Школа. Никому не говори. Том 6 - страница 24

Шрифт
Интервал


– Романтикой история попахивает, – прокомментировала Люба.

– Ага, пиратской! – с иронией рассмеялся Ибрагимов. – Сути мы не знаем, но папа маму очень любит. И она – его. Ни я, ни брат толком не видели, чтобы родители бранились со зла. Спорят иногда, и всё. Мама слушается отца. Тихо, мирно. Сэро расспрашивал, но взрослые болтают про знакомство через компанию. От прямых вопросов уходят. Я маму спалил на путанице в деталях. Что ж, мы сделали выводы и больше не лезем. Я спокойно отношусь к этой истории. Сэро – тоже, хотя, когда на дереве услыхал правду, с неделю угрюмо молчал могилой.

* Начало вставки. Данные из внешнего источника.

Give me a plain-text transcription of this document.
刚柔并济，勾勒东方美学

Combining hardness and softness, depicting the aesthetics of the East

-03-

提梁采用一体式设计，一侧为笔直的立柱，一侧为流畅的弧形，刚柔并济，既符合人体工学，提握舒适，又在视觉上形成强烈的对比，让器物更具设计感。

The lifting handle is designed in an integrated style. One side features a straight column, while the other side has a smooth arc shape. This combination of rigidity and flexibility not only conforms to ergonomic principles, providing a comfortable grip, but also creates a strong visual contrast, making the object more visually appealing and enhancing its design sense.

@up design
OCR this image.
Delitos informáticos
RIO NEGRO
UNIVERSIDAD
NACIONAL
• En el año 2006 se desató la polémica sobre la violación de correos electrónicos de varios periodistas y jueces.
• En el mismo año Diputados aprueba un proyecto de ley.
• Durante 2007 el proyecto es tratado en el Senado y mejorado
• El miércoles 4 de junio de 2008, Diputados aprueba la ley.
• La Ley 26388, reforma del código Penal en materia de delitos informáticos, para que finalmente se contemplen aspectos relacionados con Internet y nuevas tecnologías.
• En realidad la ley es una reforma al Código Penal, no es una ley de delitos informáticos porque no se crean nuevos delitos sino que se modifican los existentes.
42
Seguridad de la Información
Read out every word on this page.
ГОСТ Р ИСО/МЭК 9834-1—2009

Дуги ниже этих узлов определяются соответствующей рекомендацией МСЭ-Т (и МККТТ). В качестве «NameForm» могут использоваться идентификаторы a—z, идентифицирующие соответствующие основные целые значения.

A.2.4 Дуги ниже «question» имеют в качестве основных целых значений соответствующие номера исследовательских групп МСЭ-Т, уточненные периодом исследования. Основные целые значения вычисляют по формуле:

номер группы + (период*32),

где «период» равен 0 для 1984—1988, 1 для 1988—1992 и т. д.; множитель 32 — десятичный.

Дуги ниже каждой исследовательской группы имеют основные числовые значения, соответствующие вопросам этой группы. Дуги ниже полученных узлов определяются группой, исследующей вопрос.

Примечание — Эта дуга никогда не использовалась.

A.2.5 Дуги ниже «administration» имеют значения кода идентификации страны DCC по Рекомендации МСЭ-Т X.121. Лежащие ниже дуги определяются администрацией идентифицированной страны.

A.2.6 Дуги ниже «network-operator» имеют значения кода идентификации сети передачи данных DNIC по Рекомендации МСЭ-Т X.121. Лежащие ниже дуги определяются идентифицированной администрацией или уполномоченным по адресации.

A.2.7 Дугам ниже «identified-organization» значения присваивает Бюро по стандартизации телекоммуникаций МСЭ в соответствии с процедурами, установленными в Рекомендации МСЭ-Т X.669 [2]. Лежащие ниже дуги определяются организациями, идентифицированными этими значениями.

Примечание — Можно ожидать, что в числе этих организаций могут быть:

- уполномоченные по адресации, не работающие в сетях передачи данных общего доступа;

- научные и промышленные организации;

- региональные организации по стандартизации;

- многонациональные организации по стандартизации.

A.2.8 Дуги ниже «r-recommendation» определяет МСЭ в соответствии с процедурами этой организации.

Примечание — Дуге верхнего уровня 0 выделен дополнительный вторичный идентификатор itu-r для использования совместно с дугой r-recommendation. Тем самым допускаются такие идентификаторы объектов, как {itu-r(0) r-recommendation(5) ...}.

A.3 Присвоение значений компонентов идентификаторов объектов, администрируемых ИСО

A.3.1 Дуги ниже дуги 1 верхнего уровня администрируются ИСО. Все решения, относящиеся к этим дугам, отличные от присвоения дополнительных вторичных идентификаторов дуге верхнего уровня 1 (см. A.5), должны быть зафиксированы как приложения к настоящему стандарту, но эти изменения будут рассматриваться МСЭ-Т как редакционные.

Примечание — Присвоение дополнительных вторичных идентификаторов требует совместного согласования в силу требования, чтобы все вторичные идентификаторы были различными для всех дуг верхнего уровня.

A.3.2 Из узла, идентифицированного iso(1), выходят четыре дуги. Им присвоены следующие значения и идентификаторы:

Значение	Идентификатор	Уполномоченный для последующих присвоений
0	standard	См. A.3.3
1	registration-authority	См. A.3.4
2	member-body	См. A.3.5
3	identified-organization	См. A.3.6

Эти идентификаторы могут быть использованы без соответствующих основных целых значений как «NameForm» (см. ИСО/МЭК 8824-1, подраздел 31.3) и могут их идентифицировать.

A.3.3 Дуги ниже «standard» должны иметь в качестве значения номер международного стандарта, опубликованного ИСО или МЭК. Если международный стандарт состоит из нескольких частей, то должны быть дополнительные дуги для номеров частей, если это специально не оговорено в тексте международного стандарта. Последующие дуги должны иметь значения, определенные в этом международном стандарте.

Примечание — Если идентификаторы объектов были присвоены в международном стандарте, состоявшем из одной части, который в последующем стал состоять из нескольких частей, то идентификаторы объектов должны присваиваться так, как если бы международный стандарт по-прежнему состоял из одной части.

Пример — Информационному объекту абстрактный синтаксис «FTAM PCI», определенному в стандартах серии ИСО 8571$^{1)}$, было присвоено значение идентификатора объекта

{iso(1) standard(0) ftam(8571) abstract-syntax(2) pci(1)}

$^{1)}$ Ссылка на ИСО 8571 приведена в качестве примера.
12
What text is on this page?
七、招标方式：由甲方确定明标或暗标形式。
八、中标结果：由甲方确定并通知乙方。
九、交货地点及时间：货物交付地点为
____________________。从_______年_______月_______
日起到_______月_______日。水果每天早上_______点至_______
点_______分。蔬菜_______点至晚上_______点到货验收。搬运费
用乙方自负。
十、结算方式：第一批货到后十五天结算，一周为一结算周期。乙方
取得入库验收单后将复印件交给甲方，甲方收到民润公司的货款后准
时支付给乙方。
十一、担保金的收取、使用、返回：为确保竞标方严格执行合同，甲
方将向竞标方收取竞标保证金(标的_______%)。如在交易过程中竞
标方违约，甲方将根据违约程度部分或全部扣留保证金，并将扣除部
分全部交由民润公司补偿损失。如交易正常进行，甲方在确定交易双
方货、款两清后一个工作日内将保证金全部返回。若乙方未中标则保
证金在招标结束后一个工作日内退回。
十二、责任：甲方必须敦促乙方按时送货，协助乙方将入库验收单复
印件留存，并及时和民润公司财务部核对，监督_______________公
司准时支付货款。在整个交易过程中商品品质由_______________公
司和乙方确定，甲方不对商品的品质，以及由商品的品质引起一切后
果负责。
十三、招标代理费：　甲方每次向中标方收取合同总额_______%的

– Он, кстати, когда возвращаться думает?

– На следующей неделе. Арон по телефону заявил, что брательник ему пипец как надоел! Шутит, конечно. Сэро на шее никогда ни у кого не сидел и сидеть не будет.

Поспелова мило улыбнулась и снова потянулась за поцелуями. Небо почти потухло, погружая город в теплоту августовской ночи.

Глава 3.

«Я тебя совсем не знаю, – повторяла школьница, словно зачарованная. – Совсем… Блин, Имир! Никогда не замечала в тебе этой изнанки! Казалось, что ты как скала. Неприступный. Хрен залезешь. А если и залезешь, то фиг слезешь! Но теперь понимаю, что не знакома с тобой совершенно».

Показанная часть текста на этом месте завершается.